31 August 2020
BMW “Z” times three and a curiosity from the history of the MINI brand. This is the squad BMW Group Classic has lined up for the Creme 21 Youngtimer Rally scheduled to roll through Southern Germany from 9 to 13 September 2020. It’s already the 19th edition of the fun-filled event for automobiles originating primarily from the 1970s and 1980s. Once again, the rally is being supported by BMW Group Classic as the main sponsor. This is a good reason for the company to field a posse of special, race-ready treasures from its own collection to take part: a BMW Z1 and two BMW Z8 automobiles. Katarina Witt – two-time Olympic Gold Medallist for figure skating – will be driving one of these roadsters. Another attraction will undoubtedly be the newly restored Mini Moke, a very special version of the British classic that was originally intended as an off-road model for the British Army but is now best remembered in its subsequent recreational role – it became the fave beach buggy for thrill-seekers looking for driving fun on beaches and along coastline corniches all over the world.
You can admire the outline of the BMW M1 and see how the basic shape of an aerodynamic wedge comes to life in the design. You can see how it was driven, for example when racing in the legendary Procar Series. Now, you can even understand the technical concept underlying this dream sports car from the 1970s within the space of just one minute. A fantastic new animation reveals the interior life of the BMW M1 so that an opaque piece of technical jargon like “longitudinally-mounted mid-engine” suddenly becomes completely logical. And simultaneously, it becomes easy to appreciate that the value of 5.6 seconds (acceleration in the sprint from 0 to 100 km/h) is not just a utopian concept. As the fibreglass skin is peeled back, the viewer’s eyes are opened for the engineering underneath the exterior. And commentators on Facebook and Instagram are delighted that there was still space for a full-blooded spare wheel, in spite of all the finesse and minimalism.

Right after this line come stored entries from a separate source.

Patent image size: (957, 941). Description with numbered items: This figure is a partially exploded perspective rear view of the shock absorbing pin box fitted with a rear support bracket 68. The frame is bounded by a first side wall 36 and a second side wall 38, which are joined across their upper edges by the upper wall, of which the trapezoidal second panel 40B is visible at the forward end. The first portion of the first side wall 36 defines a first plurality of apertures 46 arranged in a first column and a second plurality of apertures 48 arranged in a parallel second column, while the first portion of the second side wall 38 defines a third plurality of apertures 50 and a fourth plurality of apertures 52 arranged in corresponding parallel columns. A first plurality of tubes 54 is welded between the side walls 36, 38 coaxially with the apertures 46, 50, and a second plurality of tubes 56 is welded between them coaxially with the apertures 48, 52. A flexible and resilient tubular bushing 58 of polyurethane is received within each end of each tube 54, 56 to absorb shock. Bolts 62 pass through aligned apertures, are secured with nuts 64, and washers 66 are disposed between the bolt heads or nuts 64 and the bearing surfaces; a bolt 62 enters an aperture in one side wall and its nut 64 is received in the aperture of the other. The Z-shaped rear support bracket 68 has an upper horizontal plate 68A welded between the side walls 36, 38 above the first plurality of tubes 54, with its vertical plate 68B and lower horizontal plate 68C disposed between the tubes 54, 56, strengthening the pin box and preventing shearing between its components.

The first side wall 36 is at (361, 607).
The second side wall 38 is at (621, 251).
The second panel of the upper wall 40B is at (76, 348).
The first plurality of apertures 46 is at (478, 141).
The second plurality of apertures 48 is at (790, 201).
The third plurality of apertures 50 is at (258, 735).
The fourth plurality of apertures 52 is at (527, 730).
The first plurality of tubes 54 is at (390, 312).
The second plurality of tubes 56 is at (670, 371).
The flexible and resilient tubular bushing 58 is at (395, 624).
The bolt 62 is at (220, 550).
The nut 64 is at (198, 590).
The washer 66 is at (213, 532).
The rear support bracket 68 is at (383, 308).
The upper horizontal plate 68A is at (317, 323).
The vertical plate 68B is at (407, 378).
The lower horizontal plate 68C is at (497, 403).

All this beautiful wickerwork in the hampers, those charming leather suitcases: An enchanting little collection of historical holiday greetings on Instagram is all about the topic of “classic Mini and baggage”. Naturally, there was always a twinkle in the packer’s eye (how on earth is it all going to fit in?), even though the car was indeed a revolutionary miracle in space. With an external length of 3.05 metres, the diminutive car provided accommodation for four passengers and still left room for 195 litres of luggage in the rear. Surely that’s enough for, let’s say, a reasonable amount of holiday baggage. At any rate, the travellers – pipe in mouth and with a big smile – look as though they are on top of the world. And already one year after the market launch, along came the Morris Mini-Traveller and the Austin Seven Countryman benefiting from 25 cm of additional length and fitted with split rear doors. At last, there’s space for a golf bag – this accessory might well have led to some interesting family conversations in the original Mini.
It was no surprise that the superbike racers Eugene Laverty and Tom Sykes would look great on the new BMW R18 if they rode up to BMW Group Classic – the two BMW works riders from the WorldSBK Team have the look of cool dudes that’s a perfect match with the machine. Laverty and Sykes were on a visit to Moosacher Straße in Munich and this drop-in has been documented in an entertaining film with 13 minutes of exciting footage. The linchpin of the visit is the very first Boxer engine that was built at this precise site 100 years ago. The power plant is displayed in a glass cabinet and it belongs to a collector living near Munich. The engine has never actually been mounted in a bike, rather it provided the horsepower for a pump on a farm. A big bonus for music fans: At the stopover alongside the BMW 507 that once belonged to Elvis Presley, it emerges that Tom Sykes might also be able to earn some decent moolah as an Elvis impersonator in Las Vegas.